Entwicklungshilfe „Stoppt die Ausnutzung afrikanischer Ressourcen“

Der Bundesentwicklungsminister Gerd Müller hat zum ersten Mal seinen Entwicklungsplan in Afrika vorgestellt. Sein „Marshallplan“ basiert auf Reformpartnerschaft, damit Deutschland helfe. Den Grünen fehlt die Substanz.

Bundesentwicklungsminister Gerd Müller (CSU) unterhält sich mit Bauern bei Abeokuta, Nigeria. Er wirbt mit seinem „Marshallplan mit Afrika“ gegen die Korruption und für Bildung auf dem Kontinent. Quelle: dpa

Addis AbebaBundesentwicklungsminister Gerd Müller (CSU) hat seinen „Marshallplan mit Afrika“ erstmals auf dem afrikanischen Kontinent vorgestellt. Nach einem Treffen mit Vertretern der Afrikanischen Union (AU) plädierte er am Dienstag in der äthiopischen Hauptstadt Addis Abeba für eine Ausbildungsoffensive und einen „Stopp der ausbeuterischen Nutzung der afrikanischen Ressourcen“. Die Grünen hatten Müller vorgeworfen, sein Plan sei ein „Alleingang ohne Substanz“.

Der historische Marshallplan war ein Aufbauprogramm der USA nach dem Zweiten Weltkrieg für Westeuropa. Der „Marshallplan mit Afrika“ der Bundesregierung setzt auf Reformpartnerschaften. Wer Korruption bekämpft, Steuersysteme aufbaut, in Bildung investiert und auf die Gleichberechtigung der Geschlechter setzt, kann mit mehr Unterstützung Deutschlands rechnen.

Im Gespräch mit dem stellvertretenden AU-Kommissionsvorsitzenden Kwesi Quartey gab sich Müller bescheiden. Er sagte: „Niemand ist so vermessen zu sagen: Ich weiß, wie es geht.“ Er hoffe aber, dass seine Ideen auch Eingang in die Verhandlungen zwischen der EU und den afrikanischen Staaten über eine Weiterentwicklung ihrer Beziehungen finden. Ohne Jobperspektiven für die Jugend würden sich demnächst nicht 150.000 Afrikaner mit Booten nach Italien aufmachen, „sondern vielleicht Millionen“.

Kwesi Quartey sagte, jetzt entscheide sich, ob die Jugend zum Aufschwung beitragen oder zum Opfer von Menschenschmuggler werde. Die Initiative sei auch eine Reaktion“ auf die Zunahme der illegalen Migration.

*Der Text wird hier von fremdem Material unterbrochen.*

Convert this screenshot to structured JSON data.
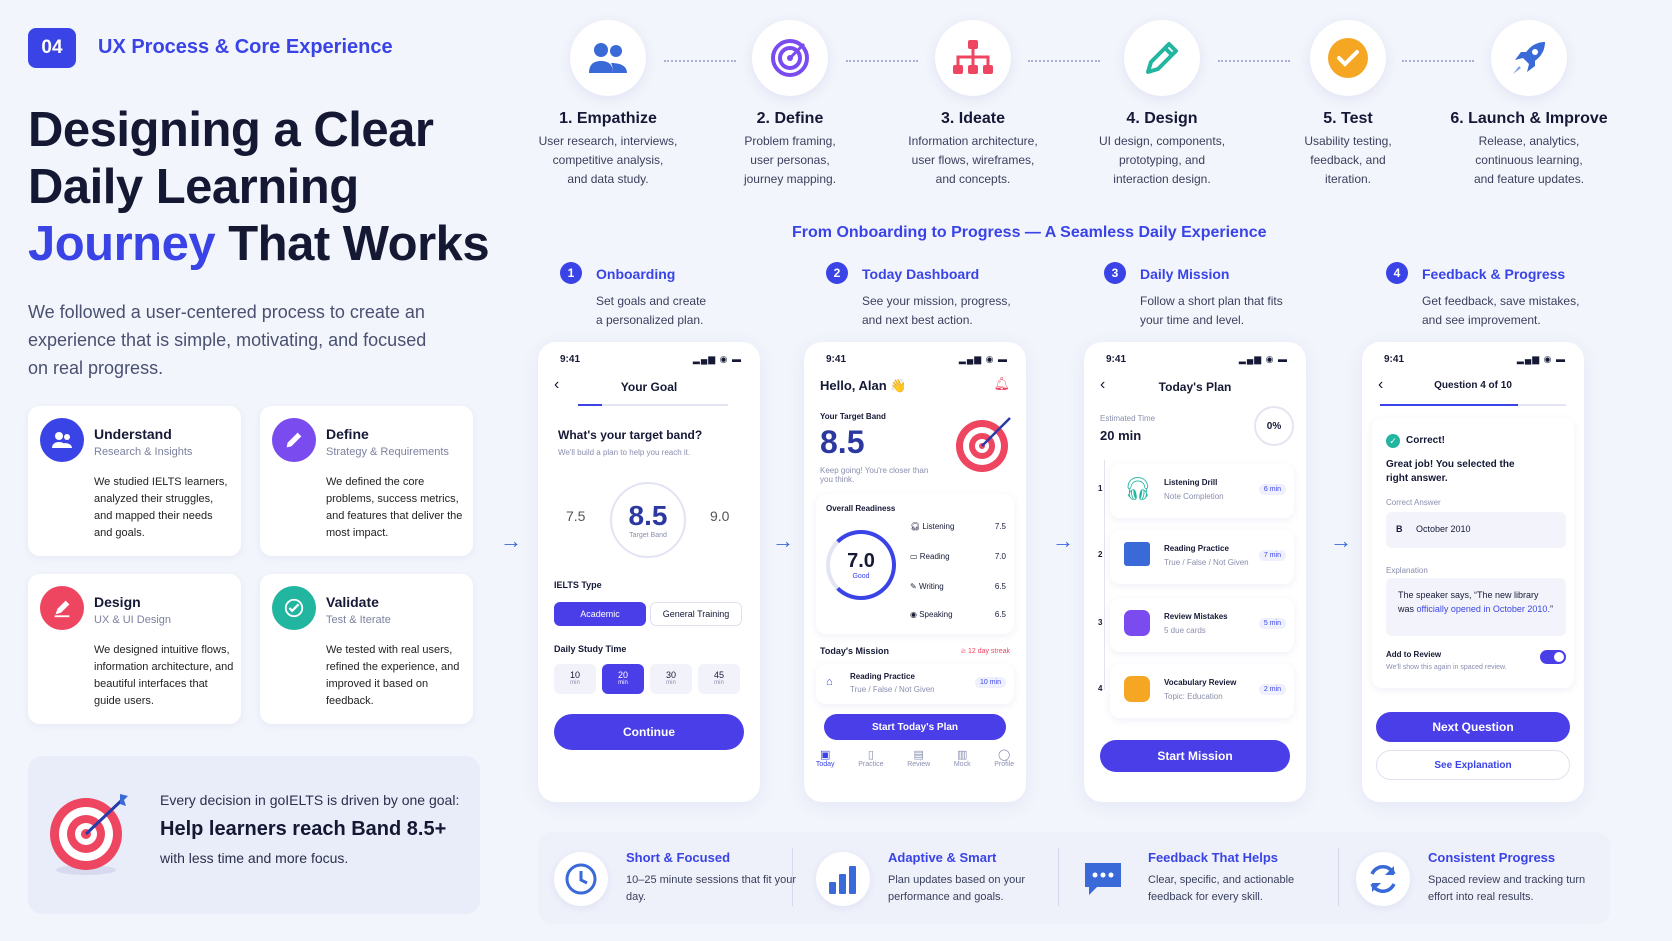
{
  "section": {
    "number": "04",
    "title": "UX Process & Core Experience"
  },
  "headline": {
    "line1": "Designing a Clear",
    "line2": "Daily Learning",
    "line3_accent": "Journey",
    "line3_rest": "That Works"
  },
  "intro": "We followed a user-centered process to create an experience that is simple, motivating, and focused on real progress.",
  "principles": [
    {
      "title": "Understand",
      "subtitle": "Research & Insights",
      "desc": "We studied IELTS learners, analyzed their struggles, and mapped their needs and goals.",
      "icon": "users-icon",
      "color": "#3a44e6"
    },
    {
      "title": "Define",
      "subtitle": "Strategy & Requirements",
      "desc": "We defined the core problems, success metrics, and features that deliver the most impact.",
      "icon": "pencil-icon",
      "color": "#7a4cf0"
    },
    {
      "title": "Design",
      "subtitle": "UX & UI Design",
      "desc": "We designed intuitive flows, information architecture, and beautiful interfaces that guide users.",
      "icon": "pen-icon",
      "color": "#ee4560"
    },
    {
      "title": "Validate",
      "subtitle": "Test & Iterate",
      "desc": "We tested with real users, refined the experience, and improved it based on feedback.",
      "icon": "check-icon",
      "color": "#22b5a0"
    }
  ],
  "goal": {
    "lead": "Every decision in goIELTS is driven by one goal:",
    "main": "Help learners reach Band 8.5+",
    "tail": "with less time and more focus.",
    "icon": "target-icon"
  },
  "process": [
    {
      "title": "1. Empathize",
      "desc": [
        "User research, interviews,",
        "competitive analysis,",
        "and data study."
      ],
      "icon": "users-icon",
      "color": "#3a6ad8"
    },
    {
      "title": "2. Define",
      "desc": [
        "Problem framing,",
        "user personas,",
        "journey mapping."
      ],
      "icon": "target-icon",
      "color": "#7a4cf0"
    },
    {
      "title": "3. Ideate",
      "desc": [
        "Information architecture,",
        "user flows, wireframes,",
        "and concepts."
      ],
      "icon": "sitemap-icon",
      "color": "#ee4560"
    },
    {
      "title": "4. Design",
      "desc": [
        "UI design, components,",
        "prototyping, and",
        "interaction design."
      ],
      "icon": "pencil-icon",
      "color": "#22b5a0"
    },
    {
      "title": "5. Test",
      "desc": [
        "Usability testing,",
        "feedback, and",
        "iteration."
      ],
      "icon": "check-icon",
      "color": "#f5a623"
    },
    {
      "title": "6. Launch & Improve",
      "desc": [
        "Release, analytics,",
        "continuous learning,",
        "and feature updates."
      ],
      "icon": "rocket-icon",
      "color": "#3a6ad8"
    }
  ],
  "journey_title": "From Onboarding to Progress — A Seamless Daily Experience",
  "stages": [
    {
      "n": "1",
      "title": "Onboarding",
      "desc": [
        "Set goals and create",
        "a personalized plan."
      ]
    },
    {
      "n": "2",
      "title": "Today Dashboard",
      "desc": [
        "See your mission, progress,",
        "and next best action."
      ]
    },
    {
      "n": "3",
      "title": "Daily Mission",
      "desc": [
        "Follow a short plan that fits",
        "your time and level."
      ]
    },
    {
      "n": "4",
      "title": "Feedback & Progress",
      "desc": [
        "Get feedback, save mistakes,",
        "and see improvement."
      ]
    }
  ],
  "status": {
    "time": "9:41",
    "signal": "▂▄▆ ◉ ▬"
  },
  "phone1": {
    "header": "Your Goal",
    "q": "What's your target band?",
    "sub": "We'll build a plan to help you reach it.",
    "left": "7.5",
    "band": "8.5",
    "band_label": "Target Band",
    "right": "9.0",
    "type_label": "IELTS Type",
    "types": [
      "Academic",
      "General Training"
    ],
    "time_label": "Daily Study Time",
    "times": [
      {
        "v": "10",
        "u": "min"
      },
      {
        "v": "20",
        "u": "min"
      },
      {
        "v": "30",
        "u": "min"
      },
      {
        "v": "45",
        "u": "min"
      }
    ],
    "cta": "Continue"
  },
  "phone2": {
    "greet": "Hello, Alan 👋",
    "target_label": "Your Target Band",
    "band": "8.5",
    "note": "Keep going! You're closer than you think.",
    "readiness_label": "Overall Readiness",
    "score": "7.0",
    "score_label": "Good",
    "skills": [
      {
        "name": "Listening",
        "v": "7.5"
      },
      {
        "name": "Reading",
        "v": "7.0"
      },
      {
        "name": "Writing",
        "v": "6.5"
      },
      {
        "name": "Speaking",
        "v": "6.5"
      }
    ],
    "mission_label": "Today's Mission",
    "streak": "12 day streak",
    "task_title": "Reading Practice",
    "task_sub": "True / False / Not Given",
    "task_time": "10 min",
    "cta": "Start Today's Plan",
    "nav": [
      "Today",
      "Practice",
      "Review",
      "Mock",
      "Profile"
    ]
  },
  "phone3": {
    "header": "Today's Plan",
    "est_label": "Estimated Time",
    "est": "20 min",
    "pct": "0%",
    "tasks": [
      {
        "n": "1",
        "title": "Listening Drill",
        "sub": "Note Completion",
        "time": "6 min",
        "color": "#22b5a0"
      },
      {
        "n": "2",
        "title": "Reading Practice",
        "sub": "True / False / Not Given",
        "time": "7 min",
        "color": "#3a6ad8"
      },
      {
        "n": "3",
        "title": "Review Mistakes",
        "sub": "5 due cards",
        "time": "5 min",
        "color": "#7a4cf0"
      },
      {
        "n": "4",
        "title": "Vocabulary Review",
        "sub": "Topic: Education",
        "time": "2 min",
        "color": "#f5a623"
      }
    ],
    "cta": "Start Mission"
  },
  "phone4": {
    "header": "Question 4 of 10",
    "correct": "Correct!",
    "msg": "Great job! You selected the right answer.",
    "ans_label": "Correct Answer",
    "ans_letter": "B",
    "ans": "October 2010",
    "exp_label": "Explanation",
    "exp_a": "The speaker says, “The new library was ",
    "exp_b": "officially opened in October 2010.",
    "exp_c": "”",
    "add": "Add to Review",
    "add_sub": "We'll show this again in spaced review.",
    "cta": "Next Question",
    "cta2": "See Explanation"
  },
  "features": [
    {
      "title": "Short & Focused",
      "desc": "10–25 minute sessions that fit your day.",
      "icon": "clock-icon"
    },
    {
      "title": "Adaptive & Smart",
      "desc": "Plan updates based on your performance and goals.",
      "icon": "bar-chart-icon"
    },
    {
      "title": "Feedback That Helps",
      "desc": "Clear, specific, and actionable feedback for every skill.",
      "icon": "chat-icon"
    },
    {
      "title": "Consistent Progress",
      "desc": "Spaced review and tracking turn effort into real results.",
      "icon": "refresh-icon"
    }
  ]
}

Müller hatte seinen „Marshallplan mit Afrika“ im vergangenen Januar präsentiert. Er sieht Unterstützung in den Bereichen Ausbildung, Handel und Investitionsförderung vor. Zusätzliche Finanzmittel sollen nicht eingesetzt werden. Profitieren sollen afrikanische Staaten, die als „Reformchampions“ gelten.